Editor-at-large Ednilson writes...

In Porto Alegre, there was a Uruguayan hole in the wall with no hygiene certificates that served up some of the finest slop in southern Brazil’s capital city. The story went that Costa and Dario, two Uruguayan sailors who worked on a Greek transatlantic merchant ship, ended up in Porto Alegre in the late seventies after a bender. Eventually, they came upon a tiny tobacco shop in the seedy Cidade Baixa neighbourhood, run by a fat man known only as Fofa. In 1982, they bought the store and turned it into a Uruguayan restaurant with Dario in the kitchen and Costa front of house and decided to name it after the old proprietor. With few alterations of the interior decoration since then, their Uruguayan labourer’s fare served with ice cold beer - strictly Uruguayan Norteña or Patricia - eventually developed a cult following.

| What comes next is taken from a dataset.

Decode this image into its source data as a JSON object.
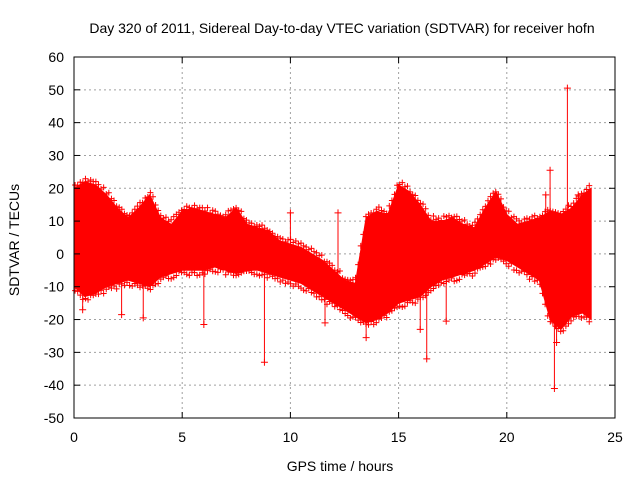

They were renowned for their hostility towards customers and winning permission to eat at one of the few basic tables was a careful game of politics involving knowing a regular and being quick-witted about the local football teams. They would rarely look anyone in the face.  They only spoke Spanish or Portunõl. I was fortunate - Costa once announced that I possessed an 'amusing laugh', before turning back to fetch me an ice cold bottle of Norteña. It also helped that I supported Internacional and not the other local football team Grêmio. 

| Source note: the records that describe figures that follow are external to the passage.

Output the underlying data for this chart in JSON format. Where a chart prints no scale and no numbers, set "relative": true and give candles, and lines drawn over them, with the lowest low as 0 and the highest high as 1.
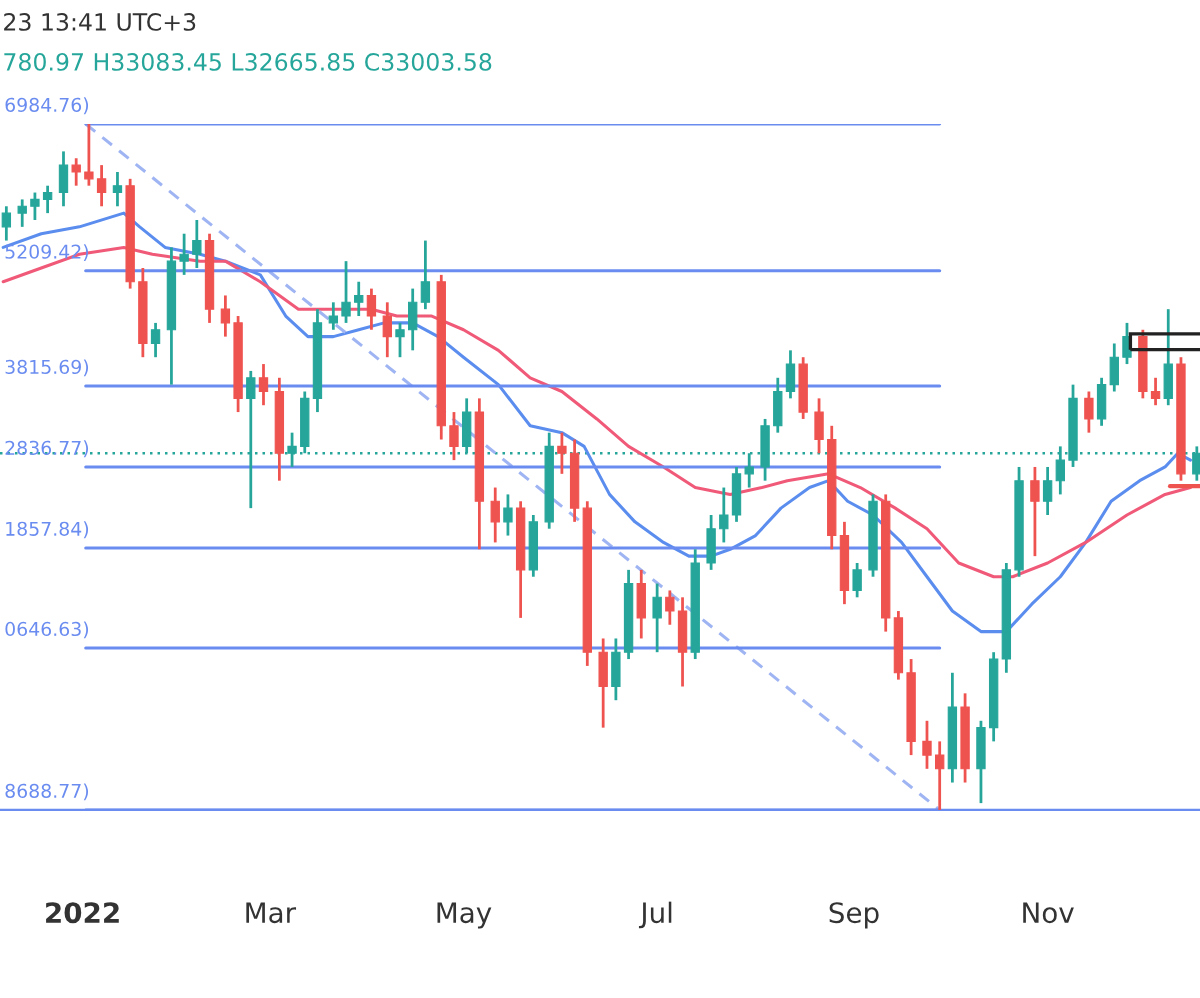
{
  "chart_data": {
    "type": "candlestick",
    "relative": true,
    "annotations": [
      "23 13:41 UTC+3",
      "780.97 H33083.45 L32665.85 C33003.58"
    ],
    "x": [
      "2021-12-08",
      "2021-12-13",
      "2021-12-17",
      "2021-12-21",
      "2021-12-26",
      "2021-12-30",
      "2022-01-03",
      "2022-01-07",
      "2022-01-12",
      "2022-01-16",
      "2022-01-20",
      "2022-01-24",
      "2022-01-29",
      "2022-02-02",
      "2022-02-06",
      "2022-02-10",
      "2022-02-15",
      "2022-02-19",
      "2022-02-23",
      "2022-02-27",
      "2022-03-04",
      "2022-03-08",
      "2022-03-12",
      "2022-03-16",
      "2022-03-21",
      "2022-03-25",
      "2022-03-29",
      "2022-04-02",
      "2022-04-07",
      "2022-04-11",
      "2022-04-15",
      "2022-04-19",
      "2022-04-24",
      "2022-04-28",
      "2022-05-02",
      "2022-05-06",
      "2022-05-11",
      "2022-05-15",
      "2022-05-19",
      "2022-05-23",
      "2022-05-28",
      "2022-06-01",
      "2022-06-05",
      "2022-06-09",
      "2022-06-14",
      "2022-06-18",
      "2022-06-22",
      "2022-06-26",
      "2022-07-01",
      "2022-07-05",
      "2022-07-09",
      "2022-07-13",
      "2022-07-18",
      "2022-07-22",
      "2022-07-26",
      "2022-07-30",
      "2022-08-04",
      "2022-08-08",
      "2022-08-12",
      "2022-08-16",
      "2022-08-21",
      "2022-08-25",
      "2022-08-29",
      "2022-09-02",
      "2022-09-07",
      "2022-09-11",
      "2022-09-15",
      "2022-09-19",
      "2022-09-24",
      "2022-09-28",
      "2022-10-02",
      "2022-10-06",
      "2022-10-11",
      "2022-10-15",
      "2022-10-19",
      "2022-10-23",
      "2022-10-28",
      "2022-11-01",
      "2022-11-05",
      "2022-11-09",
      "2022-11-14",
      "2022-11-18",
      "2022-11-22",
      "2022-11-26",
      "2022-12-01",
      "2022-12-05",
      "2022-12-09",
      "2022-12-13",
      "2022-12-18"
    ],
    "ohlc": [
      [
        0.85,
        0.88,
        0.83,
        0.87
      ],
      [
        0.87,
        0.89,
        0.85,
        0.88
      ],
      [
        0.88,
        0.9,
        0.86,
        0.89
      ],
      [
        0.89,
        0.91,
        0.87,
        0.9
      ],
      [
        0.9,
        0.96,
        0.88,
        0.94
      ],
      [
        0.94,
        0.95,
        0.91,
        0.93
      ],
      [
        0.93,
        1,
        0.91,
        0.92
      ],
      [
        0.92,
        0.94,
        0.88,
        0.9
      ],
      [
        0.9,
        0.93,
        0.88,
        0.91
      ],
      [
        0.91,
        0.92,
        0.76,
        0.77
      ],
      [
        0.77,
        0.79,
        0.66,
        0.68
      ],
      [
        0.68,
        0.71,
        0.66,
        0.7
      ],
      [
        0.7,
        0.82,
        0.62,
        0.8
      ],
      [
        0.8,
        0.84,
        0.78,
        0.81
      ],
      [
        0.81,
        0.86,
        0.79,
        0.83
      ],
      [
        0.83,
        0.84,
        0.71,
        0.73
      ],
      [
        0.73,
        0.75,
        0.69,
        0.71
      ],
      [
        0.71,
        0.72,
        0.58,
        0.6
      ],
      [
        0.6,
        0.64,
        0.44,
        0.63
      ],
      [
        0.63,
        0.65,
        0.59,
        0.61
      ],
      [
        0.61,
        0.63,
        0.48,
        0.52
      ],
      [
        0.52,
        0.55,
        0.5,
        0.53
      ],
      [
        0.53,
        0.61,
        0.52,
        0.6
      ],
      [
        0.6,
        0.73,
        0.58,
        0.71
      ],
      [
        0.71,
        0.74,
        0.7,
        0.72
      ],
      [
        0.72,
        0.8,
        0.71,
        0.74
      ],
      [
        0.74,
        0.77,
        0.72,
        0.75
      ],
      [
        0.75,
        0.76,
        0.7,
        0.72
      ],
      [
        0.72,
        0.74,
        0.66,
        0.69
      ],
      [
        0.69,
        0.71,
        0.66,
        0.7
      ],
      [
        0.7,
        0.76,
        0.67,
        0.74
      ],
      [
        0.74,
        0.83,
        0.73,
        0.77
      ],
      [
        0.77,
        0.78,
        0.54,
        0.56
      ],
      [
        0.56,
        0.58,
        0.51,
        0.53
      ],
      [
        0.53,
        0.6,
        0.52,
        0.58
      ],
      [
        0.58,
        0.6,
        0.38,
        0.45
      ],
      [
        0.45,
        0.47,
        0.39,
        0.42
      ],
      [
        0.42,
        0.46,
        0.4,
        0.44
      ],
      [
        0.44,
        0.45,
        0.28,
        0.35
      ],
      [
        0.35,
        0.43,
        0.34,
        0.42
      ],
      [
        0.42,
        0.55,
        0.41,
        0.53
      ],
      [
        0.53,
        0.55,
        0.49,
        0.52
      ],
      [
        0.52,
        0.54,
        0.42,
        0.44
      ],
      [
        0.44,
        0.45,
        0.21,
        0.23
      ],
      [
        0.23,
        0.25,
        0.12,
        0.18
      ],
      [
        0.18,
        0.25,
        0.16,
        0.23
      ],
      [
        0.23,
        0.35,
        0.22,
        0.33
      ],
      [
        0.33,
        0.35,
        0.25,
        0.28
      ],
      [
        0.28,
        0.33,
        0.23,
        0.31
      ],
      [
        0.31,
        0.32,
        0.27,
        0.29
      ],
      [
        0.29,
        0.31,
        0.18,
        0.23
      ],
      [
        0.23,
        0.38,
        0.22,
        0.36
      ],
      [
        0.36,
        0.43,
        0.35,
        0.41
      ],
      [
        0.41,
        0.47,
        0.39,
        0.43
      ],
      [
        0.43,
        0.5,
        0.42,
        0.49
      ],
      [
        0.49,
        0.52,
        0.47,
        0.5
      ],
      [
        0.5,
        0.57,
        0.48,
        0.56
      ],
      [
        0.56,
        0.63,
        0.55,
        0.61
      ],
      [
        0.61,
        0.67,
        0.6,
        0.65
      ],
      [
        0.65,
        0.66,
        0.57,
        0.58
      ],
      [
        0.58,
        0.6,
        0.52,
        0.54
      ],
      [
        0.54,
        0.56,
        0.38,
        0.4
      ],
      [
        0.4,
        0.42,
        0.3,
        0.32
      ],
      [
        0.32,
        0.36,
        0.31,
        0.35
      ],
      [
        0.35,
        0.46,
        0.34,
        0.45
      ],
      [
        0.45,
        0.46,
        0.26,
        0.28
      ],
      [
        0.28,
        0.29,
        0.19,
        0.2
      ],
      [
        0.2,
        0.22,
        0.08,
        0.1
      ],
      [
        0.1,
        0.13,
        0.06,
        0.08
      ],
      [
        0.08,
        0.1,
        0,
        0.06
      ],
      [
        0.06,
        0.2,
        0.04,
        0.15
      ],
      [
        0.15,
        0.17,
        0.04,
        0.06
      ],
      [
        0.06,
        0.13,
        0.01,
        0.12
      ],
      [
        0.12,
        0.23,
        0.1,
        0.22
      ],
      [
        0.22,
        0.36,
        0.2,
        0.35
      ],
      [
        0.35,
        0.5,
        0.34,
        0.48
      ],
      [
        0.48,
        0.5,
        0.37,
        0.45
      ],
      [
        0.45,
        0.5,
        0.43,
        0.48
      ],
      [
        0.48,
        0.53,
        0.46,
        0.51
      ],
      [
        0.51,
        0.62,
        0.5,
        0.6
      ],
      [
        0.6,
        0.61,
        0.55,
        0.57
      ],
      [
        0.57,
        0.63,
        0.56,
        0.62
      ],
      [
        0.62,
        0.68,
        0.61,
        0.66
      ],
      [
        0.66,
        0.71,
        0.65,
        0.69
      ],
      [
        0.69,
        0.7,
        0.6,
        0.61
      ],
      [
        0.61,
        0.63,
        0.59,
        0.6
      ],
      [
        0.6,
        0.73,
        0.59,
        0.65
      ],
      [
        0.65,
        0.66,
        0.48,
        0.49
      ],
      [
        0.49,
        0.53,
        0.48,
        0.52
      ]
    ],
    "colors": [
      "#26a69a",
      "#26a69a",
      "#26a69a",
      "#26a69a",
      "#26a69a",
      "#ef5350",
      "#ef5350",
      "#ef5350",
      "#26a69a",
      "#ef5350",
      "#ef5350",
      "#26a69a",
      "#26a69a",
      "#26a69a",
      "#26a69a",
      "#ef5350",
      "#ef5350",
      "#ef5350",
      "#26a69a",
      "#ef5350",
      "#ef5350",
      "#26a69a",
      "#26a69a",
      "#26a69a",
      "#26a69a",
      "#26a69a",
      "#26a69a",
      "#ef5350",
      "#ef5350",
      "#26a69a",
      "#26a69a",
      "#26a69a",
      "#ef5350",
      "#ef5350",
      "#26a69a",
      "#ef5350",
      "#ef5350",
      "#26a69a",
      "#ef5350",
      "#26a69a",
      "#26a69a",
      "#ef5350",
      "#ef5350",
      "#ef5350",
      "#ef5350",
      "#26a69a",
      "#26a69a",
      "#ef5350",
      "#26a69a",
      "#ef5350",
      "#ef5350",
      "#26a69a",
      "#26a69a",
      "#26a69a",
      "#26a69a",
      "#26a69a",
      "#26a69a",
      "#26a69a",
      "#26a69a",
      "#ef5350",
      "#ef5350",
      "#ef5350",
      "#ef5350",
      "#26a69a",
      "#26a69a",
      "#ef5350",
      "#ef5350",
      "#ef5350",
      "#ef5350",
      "#ef5350",
      "#26a69a",
      "#ef5350",
      "#26a69a",
      "#26a69a",
      "#26a69a",
      "#26a69a",
      "#ef5350",
      "#26a69a",
      "#26a69a",
      "#26a69a",
      "#ef5350",
      "#26a69a",
      "#26a69a",
      "#26a69a",
      "#ef5350",
      "#ef5350",
      "#26a69a",
      "#ef5350",
      "#26a69a"
    ],
    "series": [
      {
        "type": "line",
        "color": "#5b8def",
        "x": [
          "2021-12-07",
          "2021-12-19",
          "2021-12-31",
          "2022-01-14",
          "2022-01-19",
          "2022-01-27",
          "2022-02-07",
          "2022-02-15",
          "2022-02-26",
          "2022-03-06",
          "2022-03-13",
          "2022-03-21",
          "2022-03-29",
          "2022-04-06",
          "2022-04-15",
          "2022-04-23",
          "2022-05-01",
          "2022-05-12",
          "2022-05-22",
          "2022-06-01",
          "2022-06-08",
          "2022-06-16",
          "2022-06-24",
          "2022-07-03",
          "2022-07-11",
          "2022-07-18",
          "2022-07-24",
          "2022-08-01",
          "2022-08-09",
          "2022-08-18",
          "2022-08-24",
          "2022-08-30",
          "2022-09-07",
          "2022-09-16",
          "2022-09-24",
          "2022-10-02",
          "2022-10-11",
          "2022-10-19",
          "2022-10-27",
          "2022-11-05",
          "2022-11-13",
          "2022-11-21",
          "2022-11-30",
          "2022-12-08",
          "2022-12-12",
          "2022-12-16"
        ],
        "values": [
          0.82,
          0.84,
          0.85,
          0.87,
          0.85,
          0.82,
          0.81,
          0.8,
          0.78,
          0.72,
          0.69,
          0.69,
          0.7,
          0.71,
          0.71,
          0.69,
          0.66,
          0.62,
          0.56,
          0.55,
          0.53,
          0.46,
          0.42,
          0.39,
          0.37,
          0.37,
          0.38,
          0.4,
          0.44,
          0.47,
          0.48,
          0.45,
          0.43,
          0.39,
          0.34,
          0.29,
          0.26,
          0.26,
          0.3,
          0.34,
          0.39,
          0.45,
          0.48,
          0.5,
          0.52,
          0.51
        ]
      },
      {
        "type": "line",
        "color": "#f05a78",
        "x": [
          "2021-12-07",
          "2021-12-19",
          "2021-12-31",
          "2022-01-14",
          "2022-01-23",
          "2022-02-07",
          "2022-02-15",
          "2022-02-26",
          "2022-03-10",
          "2022-03-21",
          "2022-04-02",
          "2022-04-10",
          "2022-04-21",
          "2022-05-01",
          "2022-05-12",
          "2022-05-22",
          "2022-06-01",
          "2022-06-12",
          "2022-06-22",
          "2022-07-03",
          "2022-07-13",
          "2022-07-24",
          "2022-08-03",
          "2022-08-11",
          "2022-08-24",
          "2022-09-03",
          "2022-09-14",
          "2022-09-24",
          "2022-10-04",
          "2022-10-15",
          "2022-10-21",
          "2022-11-01",
          "2022-11-13",
          "2022-11-26",
          "2022-12-08",
          "2022-12-16"
        ],
        "values": [
          0.77,
          0.79,
          0.81,
          0.82,
          0.81,
          0.8,
          0.8,
          0.77,
          0.73,
          0.73,
          0.73,
          0.72,
          0.72,
          0.7,
          0.67,
          0.63,
          0.61,
          0.57,
          0.53,
          0.5,
          0.47,
          0.46,
          0.47,
          0.48,
          0.49,
          0.47,
          0.44,
          0.41,
          0.36,
          0.34,
          0.34,
          0.36,
          0.39,
          0.43,
          0.46,
          0.47
        ]
      },
      {
        "type": "line",
        "line_style": "dashed",
        "color": "#9fb4f2",
        "x": [
          "2022-01-02",
          "2022-09-28"
        ],
        "values": [
          1,
          0
        ]
      },
      {
        "type": "line",
        "name": "6984.76)",
        "color": "#6a8cf0",
        "x": [
          "2022-01-02",
          "2022-09-28"
        ],
        "values": [
          1,
          1
        ]
      },
      {
        "type": "line",
        "name": "5209.42)",
        "color": "#6a8cf0",
        "x": [
          "2022-01-02",
          "2022-09-28"
        ],
        "values": [
          0.786,
          0.786
        ]
      },
      {
        "type": "line",
        "name": "3815.69)",
        "color": "#6a8cf0",
        "x": [
          "2022-01-02",
          "2022-09-28"
        ],
        "values": [
          0.618,
          0.618
        ]
      },
      {
        "type": "line",
        "name": "2836.77)",
        "color": "#6a8cf0",
        "x": [
          "2022-01-02",
          "2022-09-28"
        ],
        "values": [
          0.5,
          0.5
        ]
      },
      {
        "type": "line",
        "name": "1857.84)",
        "color": "#6a8cf0",
        "x": [
          "2022-01-02",
          "2022-09-28"
        ],
        "values": [
          0.382,
          0.382
        ]
      },
      {
        "type": "line",
        "name": "0646.63)",
        "color": "#6a8cf0",
        "x": [
          "2022-01-02",
          "2022-09-28"
        ],
        "values": [
          0.236,
          0.236
        ]
      },
      {
        "type": "line",
        "name": "8688.77)",
        "color": "#6a8cf0",
        "x": [
          "2022-01-02",
          "2022-09-28"
        ],
        "values": [
          0,
          0
        ]
      }
    ],
    "ref_lines": [
      {
        "axis": "y",
        "value": 0.52,
        "color": "#26a69a",
        "line_style": "dotted"
      }
    ],
    "xlim": [
      "2021-12-06",
      "2022-12-19"
    ],
    "xticks": [
      {
        "value": "2022-01-01",
        "label": "2022"
      },
      {
        "value": "2022-03-01",
        "label": "Mar"
      },
      {
        "value": "2022-05-01",
        "label": "May"
      },
      {
        "value": "2022-07-01",
        "label": "Jul"
      },
      {
        "value": "2022-09-01",
        "label": "Sep"
      },
      {
        "value": "2022-11-01",
        "label": "Nov"
      }
    ],
    "tick_labels": "x"
  }
}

Costa would spend the entire evening chain-smoking Derby cigarettes behind the counter and scowling at passers by while listening to old tango CDs. Meanwhile, in the ‘open-plan’ kitchen, Dario crafted his greasy recipes, a skill he learnt while cooking for Filipino sailors in the merchant navy.  For the most part, the menu consisted of variations of beef steak with sides and there were never any frills.

Fofa menu

Hygiene was always an after thought in this haunt, which must have pleased Garufa their old dachshund greatly. On steaming summer nights in Porto Alegre, a barely functioning electric fan would sometimes be propped up on your table. I once saw a man get stabbed in the street in front.

Nonetheless, most of the enjoyment of dining at Fofa was from attempting to engage Costa and Dario in conversation. Listening to their curt treatment of customers was worth more than any Michelin star.  They closed a few years ago. I miss their suspiciously spartan menu. I miss them.